Biosphere reserves: UNESCO in the mountains
UNESCO, the United Nations Educational, Scientific, and Cultural Organization, has a long history of activities in mountain areas.
Foremost among these has been the Man and the Biosphere (MAB) Programme. Project 6 of this programme focussed on mountain areas; in 1995, Martin Price published a review and assessment of activities in Europe.
Currently, the main operational tool of the MAB programme is the World Network of Biosphere Reserves (WNBR). Biosphere reserves are areas of terrestrial and coastal ecosystems nominated by national governments, designated by UNESCO and thus internationally recognised. They remain under the sovereign jurisdiction of the states where they are located.
According to the Statutory Framework for the WNBR, adopted by UNESCO's General Assembly in 1996, "biosphere reserves should strive to be sites of excellence to explore and demonstrate approaches to conservation and sustainable development at a regional scale".

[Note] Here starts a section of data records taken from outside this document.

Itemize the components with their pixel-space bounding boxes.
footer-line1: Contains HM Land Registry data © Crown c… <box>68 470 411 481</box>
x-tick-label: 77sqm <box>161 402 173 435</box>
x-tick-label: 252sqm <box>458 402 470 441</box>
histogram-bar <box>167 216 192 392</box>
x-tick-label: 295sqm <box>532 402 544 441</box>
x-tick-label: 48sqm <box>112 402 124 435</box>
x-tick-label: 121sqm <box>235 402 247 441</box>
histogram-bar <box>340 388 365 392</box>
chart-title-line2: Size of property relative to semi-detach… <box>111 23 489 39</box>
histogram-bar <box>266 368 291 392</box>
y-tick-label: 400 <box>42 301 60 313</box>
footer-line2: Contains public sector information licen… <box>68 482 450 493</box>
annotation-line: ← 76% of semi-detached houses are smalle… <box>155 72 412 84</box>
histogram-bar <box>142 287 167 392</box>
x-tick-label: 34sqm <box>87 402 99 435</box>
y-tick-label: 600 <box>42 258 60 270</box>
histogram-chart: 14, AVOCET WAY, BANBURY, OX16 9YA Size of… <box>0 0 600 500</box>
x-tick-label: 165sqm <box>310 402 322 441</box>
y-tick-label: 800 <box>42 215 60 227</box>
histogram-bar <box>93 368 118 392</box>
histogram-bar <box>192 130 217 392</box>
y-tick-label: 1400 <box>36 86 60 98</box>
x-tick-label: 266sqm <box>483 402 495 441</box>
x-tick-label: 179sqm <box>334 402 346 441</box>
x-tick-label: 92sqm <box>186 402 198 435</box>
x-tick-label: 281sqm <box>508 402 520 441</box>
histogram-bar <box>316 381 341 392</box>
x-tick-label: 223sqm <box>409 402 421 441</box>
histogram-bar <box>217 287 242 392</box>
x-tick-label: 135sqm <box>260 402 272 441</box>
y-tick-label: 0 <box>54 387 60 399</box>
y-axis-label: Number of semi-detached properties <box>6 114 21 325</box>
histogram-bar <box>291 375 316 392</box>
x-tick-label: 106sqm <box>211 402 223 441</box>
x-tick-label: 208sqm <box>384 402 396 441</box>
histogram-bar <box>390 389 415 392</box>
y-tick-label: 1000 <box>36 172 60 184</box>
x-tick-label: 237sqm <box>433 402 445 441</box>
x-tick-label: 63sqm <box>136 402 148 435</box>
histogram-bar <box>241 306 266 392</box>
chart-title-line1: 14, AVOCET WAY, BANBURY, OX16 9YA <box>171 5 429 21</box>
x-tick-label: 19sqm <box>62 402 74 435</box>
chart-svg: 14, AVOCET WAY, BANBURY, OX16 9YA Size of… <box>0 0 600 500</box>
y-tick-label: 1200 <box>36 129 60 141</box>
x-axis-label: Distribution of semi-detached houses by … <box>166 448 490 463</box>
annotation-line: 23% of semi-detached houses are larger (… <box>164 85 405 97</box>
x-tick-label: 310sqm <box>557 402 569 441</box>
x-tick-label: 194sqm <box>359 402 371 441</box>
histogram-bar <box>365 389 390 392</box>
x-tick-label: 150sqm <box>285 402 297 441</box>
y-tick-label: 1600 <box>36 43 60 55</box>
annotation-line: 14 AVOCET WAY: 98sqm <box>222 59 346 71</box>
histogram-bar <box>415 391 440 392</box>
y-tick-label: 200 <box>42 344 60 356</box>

The first biosphere reserves were designated in 1976. As of August 2006, the WNBR consists of 482 biosphere reserves in 102 countries. A significant proportion of these are in mountain areas. In preparation for the International Year of Mountains, the CMS and the World Conservation Monitoring Centre (Cambridge) developed a website and CD to bring attention to UNESCO's activities in mountain areas around the world. These include not only biosphere reserves, but also natural and cultural World Heritage sites and projects within the International Geoscience Programme (IGCP) and the International Hydrological Programme (IHP).
In 2010, staff at the Centre for Mountain Studies conducted a periodic review of biosphere reserves.
Full citation: Price, M.F., Park, J.J. and Bouamrane, M. (2010). Reporting progress on internationally-designated sites: the periodic review of biosphere reserves. Environmental Science and Policy, 8: 549-557.